Butker later gave credit for the victory to his teammates and “the glory to God.”

He was also wearing a brown scapular with Our Lady of Mount Carmel, which could be seen around his neck.

But let’s scratch the surface a little more. Quarterback Patrick Mahomes’ biography on Wikipedia is thousands of words long, and after you read about his successes, his parents, his sports in high school and then in college and then in the NFL, season by season, you will come to this inconspicuous paragraph:

“Mahomes is a Christian. His mother said he found his faith when he was in middle school, where he was involved with a youth group at his church. Mahomes has said, ‘Faith is huge for me. … Before every game, I walk the field and I do a prayer at the goalpost. I just thank God for those opportunities and I thank God for letting me be on a stage where I can glorify him. The biggest thing that I pray for is that whatever happens, win or lose, success or failure, that I’m glorifying him.’”

Now I’m not suggesting that God wanted the Chiefs to win, and I certainly don’t want every Eagles fan from the East Coast to the West Coast thinking that. Although stranger things have happened. In this lifetime, we’ll never know why there are winners and losers, although I’m included to think that the greater lesson is in losing than in winning.

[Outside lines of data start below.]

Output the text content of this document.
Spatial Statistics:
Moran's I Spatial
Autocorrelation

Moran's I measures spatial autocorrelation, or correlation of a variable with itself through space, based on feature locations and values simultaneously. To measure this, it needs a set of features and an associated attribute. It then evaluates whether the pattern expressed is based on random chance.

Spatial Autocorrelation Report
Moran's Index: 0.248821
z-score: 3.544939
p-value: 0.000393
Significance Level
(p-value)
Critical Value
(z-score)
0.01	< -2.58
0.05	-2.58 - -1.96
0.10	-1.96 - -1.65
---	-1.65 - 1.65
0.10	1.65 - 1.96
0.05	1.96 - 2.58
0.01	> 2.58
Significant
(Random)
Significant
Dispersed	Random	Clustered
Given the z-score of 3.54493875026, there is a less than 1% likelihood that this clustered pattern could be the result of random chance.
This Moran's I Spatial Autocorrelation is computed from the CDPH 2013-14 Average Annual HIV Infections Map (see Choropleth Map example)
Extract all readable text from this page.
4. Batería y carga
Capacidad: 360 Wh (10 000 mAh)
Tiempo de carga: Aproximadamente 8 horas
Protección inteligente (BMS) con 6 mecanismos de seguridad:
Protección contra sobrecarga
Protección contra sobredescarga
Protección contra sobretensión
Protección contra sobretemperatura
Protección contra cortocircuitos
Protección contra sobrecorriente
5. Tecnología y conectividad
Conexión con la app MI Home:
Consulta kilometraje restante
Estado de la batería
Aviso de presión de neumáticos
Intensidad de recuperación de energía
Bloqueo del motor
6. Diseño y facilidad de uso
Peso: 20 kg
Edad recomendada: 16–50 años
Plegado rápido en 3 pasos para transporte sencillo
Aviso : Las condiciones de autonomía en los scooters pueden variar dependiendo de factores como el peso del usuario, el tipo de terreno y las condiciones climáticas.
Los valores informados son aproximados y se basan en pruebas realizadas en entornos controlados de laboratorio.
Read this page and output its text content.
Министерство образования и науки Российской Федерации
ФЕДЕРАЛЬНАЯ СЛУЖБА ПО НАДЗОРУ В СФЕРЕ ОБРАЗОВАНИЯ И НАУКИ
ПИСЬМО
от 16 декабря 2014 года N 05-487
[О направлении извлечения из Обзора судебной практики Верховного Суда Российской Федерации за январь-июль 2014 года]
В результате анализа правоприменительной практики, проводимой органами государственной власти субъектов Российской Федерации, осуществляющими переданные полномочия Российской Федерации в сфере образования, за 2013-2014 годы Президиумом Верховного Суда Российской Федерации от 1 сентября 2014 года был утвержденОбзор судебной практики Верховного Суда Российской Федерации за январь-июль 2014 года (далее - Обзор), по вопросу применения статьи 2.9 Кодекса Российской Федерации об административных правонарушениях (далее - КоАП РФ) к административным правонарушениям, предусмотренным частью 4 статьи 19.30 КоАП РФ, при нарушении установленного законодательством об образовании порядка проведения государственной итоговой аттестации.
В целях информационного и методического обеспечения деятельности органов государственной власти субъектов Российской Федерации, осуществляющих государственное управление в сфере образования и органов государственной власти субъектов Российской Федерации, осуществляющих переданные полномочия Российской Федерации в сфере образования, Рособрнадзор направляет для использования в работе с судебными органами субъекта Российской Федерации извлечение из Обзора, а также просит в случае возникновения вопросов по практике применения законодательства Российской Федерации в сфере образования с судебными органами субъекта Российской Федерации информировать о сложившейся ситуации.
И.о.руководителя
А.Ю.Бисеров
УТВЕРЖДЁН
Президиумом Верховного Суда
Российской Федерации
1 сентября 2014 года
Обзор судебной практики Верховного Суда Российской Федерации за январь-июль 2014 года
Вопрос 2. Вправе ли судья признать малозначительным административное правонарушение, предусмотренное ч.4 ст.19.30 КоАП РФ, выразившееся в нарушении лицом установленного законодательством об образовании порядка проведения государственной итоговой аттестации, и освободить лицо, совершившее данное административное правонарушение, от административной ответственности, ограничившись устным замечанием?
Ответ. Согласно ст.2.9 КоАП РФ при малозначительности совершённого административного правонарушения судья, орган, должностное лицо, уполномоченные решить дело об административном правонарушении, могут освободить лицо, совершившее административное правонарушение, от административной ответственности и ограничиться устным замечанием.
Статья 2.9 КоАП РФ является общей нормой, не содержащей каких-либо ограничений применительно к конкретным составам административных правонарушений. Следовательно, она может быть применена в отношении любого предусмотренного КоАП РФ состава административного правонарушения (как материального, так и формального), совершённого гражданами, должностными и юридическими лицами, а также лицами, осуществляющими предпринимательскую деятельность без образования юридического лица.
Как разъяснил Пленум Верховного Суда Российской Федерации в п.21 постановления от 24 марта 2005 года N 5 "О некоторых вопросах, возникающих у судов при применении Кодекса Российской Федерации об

But think about this: If all of us had the faith of these two young men, this world would be an entirely different place. God would be receiving the glory he deserves.

I’m also suggesting this: God is always at work. If you’re an old person like me, there’s no greater joy — and hope for the future — than to see young people centered on God. I mean “centered,” as these two athletes are, and not just having God as an afterthought. We’ve seen countless headlines about the so-called “Nones,” who are young people who claim no affiliation to an organized religion. But that’s not the whole story. The Holy Spirit goes where he will and does what he has to do.

And every so often, just like that Super Bowl game, when you think all is lost, God takes the ball and makes an incredible 26-yard rush to give you hope … and you realize he gets all the glory and he deserves all our trust.